Provan is keen to stress that despite his long connection with Celtic, he has always and will continue to call it how he sees it. However, he makes no secret of his feelings when I ask what Celtic still means to him.

“A great, great deal,” he says. “I never forget the fact 44,000 turned out for my testimonial. Listen, I get stick from Celtic fans now and again because they think I am too hard on the club. I wasn’t a supporter, not at all. But ten years, three hundred games, leagues and cups, it was great to be part of it.

“I know the club had to move on from the family dynasties but I trusted the old chairman Desmond White implicitly. I used to sign a contract and he filled in the blank numbers. That’s how much I trusted Mr White.

“I know Celtic is much better run but I do think when a club puts those three letters ‘PLC’ at the end of their name they lose something. Maybe I am being a bit misty eyed, but there is an old Celtic and new Celtic, and for all its faults I was privileged to be a part of the old Celtic.”

As honest as he is on air, he is even more acerbic in print. He literally writes his own unmissable column for the Sun on Sunday and did so for years in the News of the World. This where he annoys Celtic supporters, although he is always greeted warmly by those old enough to have seen him play, with his socks rolled down and skipping past full-backs as if they didn’t exist.

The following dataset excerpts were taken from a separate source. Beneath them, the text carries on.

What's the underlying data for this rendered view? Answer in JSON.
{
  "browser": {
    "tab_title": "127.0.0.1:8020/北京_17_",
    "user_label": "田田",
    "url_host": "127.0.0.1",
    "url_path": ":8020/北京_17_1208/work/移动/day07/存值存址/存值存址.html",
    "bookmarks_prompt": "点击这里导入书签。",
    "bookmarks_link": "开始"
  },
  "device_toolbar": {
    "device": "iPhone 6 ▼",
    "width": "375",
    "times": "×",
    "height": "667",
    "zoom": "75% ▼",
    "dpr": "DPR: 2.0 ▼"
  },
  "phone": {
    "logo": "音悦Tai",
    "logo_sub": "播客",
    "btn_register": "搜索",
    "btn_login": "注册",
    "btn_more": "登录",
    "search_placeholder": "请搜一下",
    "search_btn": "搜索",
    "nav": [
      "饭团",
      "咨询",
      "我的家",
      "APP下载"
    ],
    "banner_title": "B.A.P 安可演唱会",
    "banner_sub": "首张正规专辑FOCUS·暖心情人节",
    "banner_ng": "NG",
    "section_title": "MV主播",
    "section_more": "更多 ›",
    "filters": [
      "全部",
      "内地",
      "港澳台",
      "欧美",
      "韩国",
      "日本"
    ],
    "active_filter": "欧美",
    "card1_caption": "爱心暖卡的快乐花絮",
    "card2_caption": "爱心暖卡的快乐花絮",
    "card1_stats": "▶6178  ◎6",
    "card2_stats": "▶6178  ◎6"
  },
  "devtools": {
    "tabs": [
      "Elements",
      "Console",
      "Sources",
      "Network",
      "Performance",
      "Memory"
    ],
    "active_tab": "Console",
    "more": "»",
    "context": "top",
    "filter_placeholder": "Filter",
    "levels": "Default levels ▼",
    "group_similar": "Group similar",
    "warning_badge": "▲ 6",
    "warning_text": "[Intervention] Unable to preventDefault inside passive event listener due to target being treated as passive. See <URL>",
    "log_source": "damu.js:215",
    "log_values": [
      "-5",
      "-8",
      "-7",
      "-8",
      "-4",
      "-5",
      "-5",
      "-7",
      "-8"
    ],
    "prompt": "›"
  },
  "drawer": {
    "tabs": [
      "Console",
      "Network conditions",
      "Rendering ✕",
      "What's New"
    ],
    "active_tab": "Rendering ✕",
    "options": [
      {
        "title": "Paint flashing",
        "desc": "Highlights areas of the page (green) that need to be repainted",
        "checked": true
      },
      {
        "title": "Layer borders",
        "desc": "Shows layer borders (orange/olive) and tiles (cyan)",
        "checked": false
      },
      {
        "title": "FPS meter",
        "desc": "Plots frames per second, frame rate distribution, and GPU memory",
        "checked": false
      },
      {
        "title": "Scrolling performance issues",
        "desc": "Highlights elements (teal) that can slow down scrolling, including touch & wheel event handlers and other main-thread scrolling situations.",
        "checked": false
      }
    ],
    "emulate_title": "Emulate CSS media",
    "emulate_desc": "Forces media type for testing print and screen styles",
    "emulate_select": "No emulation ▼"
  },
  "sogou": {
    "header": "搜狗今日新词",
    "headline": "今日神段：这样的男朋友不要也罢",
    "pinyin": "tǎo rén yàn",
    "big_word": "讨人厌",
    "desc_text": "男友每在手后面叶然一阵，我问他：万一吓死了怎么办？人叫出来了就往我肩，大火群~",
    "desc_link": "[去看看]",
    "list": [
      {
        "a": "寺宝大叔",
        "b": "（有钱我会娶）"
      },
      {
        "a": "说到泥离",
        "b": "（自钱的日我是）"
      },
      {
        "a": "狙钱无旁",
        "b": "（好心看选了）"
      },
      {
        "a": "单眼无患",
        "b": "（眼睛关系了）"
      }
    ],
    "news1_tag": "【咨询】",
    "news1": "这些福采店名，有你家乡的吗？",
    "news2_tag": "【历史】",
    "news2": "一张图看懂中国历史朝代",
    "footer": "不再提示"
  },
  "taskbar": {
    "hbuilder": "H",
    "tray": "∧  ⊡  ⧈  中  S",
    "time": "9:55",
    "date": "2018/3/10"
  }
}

There is an argument – and one this observer subscribes to – that ex-Rangers players are often reluctant to criticise the Ibrox club no matter what.

“I don’t think there is any doubt that is true,” said Provan. “You would have to ask them why that is. Maybe there is an unknown code they subscribe to but it’s almost a given that former Rangers players won’t slag off Rangers.

“When David Murray was taking the club deeper into debt, you still had not one of them sounding the alarm bell even when Hugh Adam sounded the claxon. It was still ‘that’s Sir David, steady as you go.’”

Provan grins as he says this. It’s as if he knows his approach is right and the lickspittles are stealing a living. He has years left in him and there is so much more to say.

He said: “I feel fit and well enough to do it. I’ve had maybe three of four relapses in the interim from when it was really bad to now. If I overdo it physically I relapse a bit and have to rest and recharge the batteries.

“Fortunately I am not out digging roads. I only have a microphone in front of me.”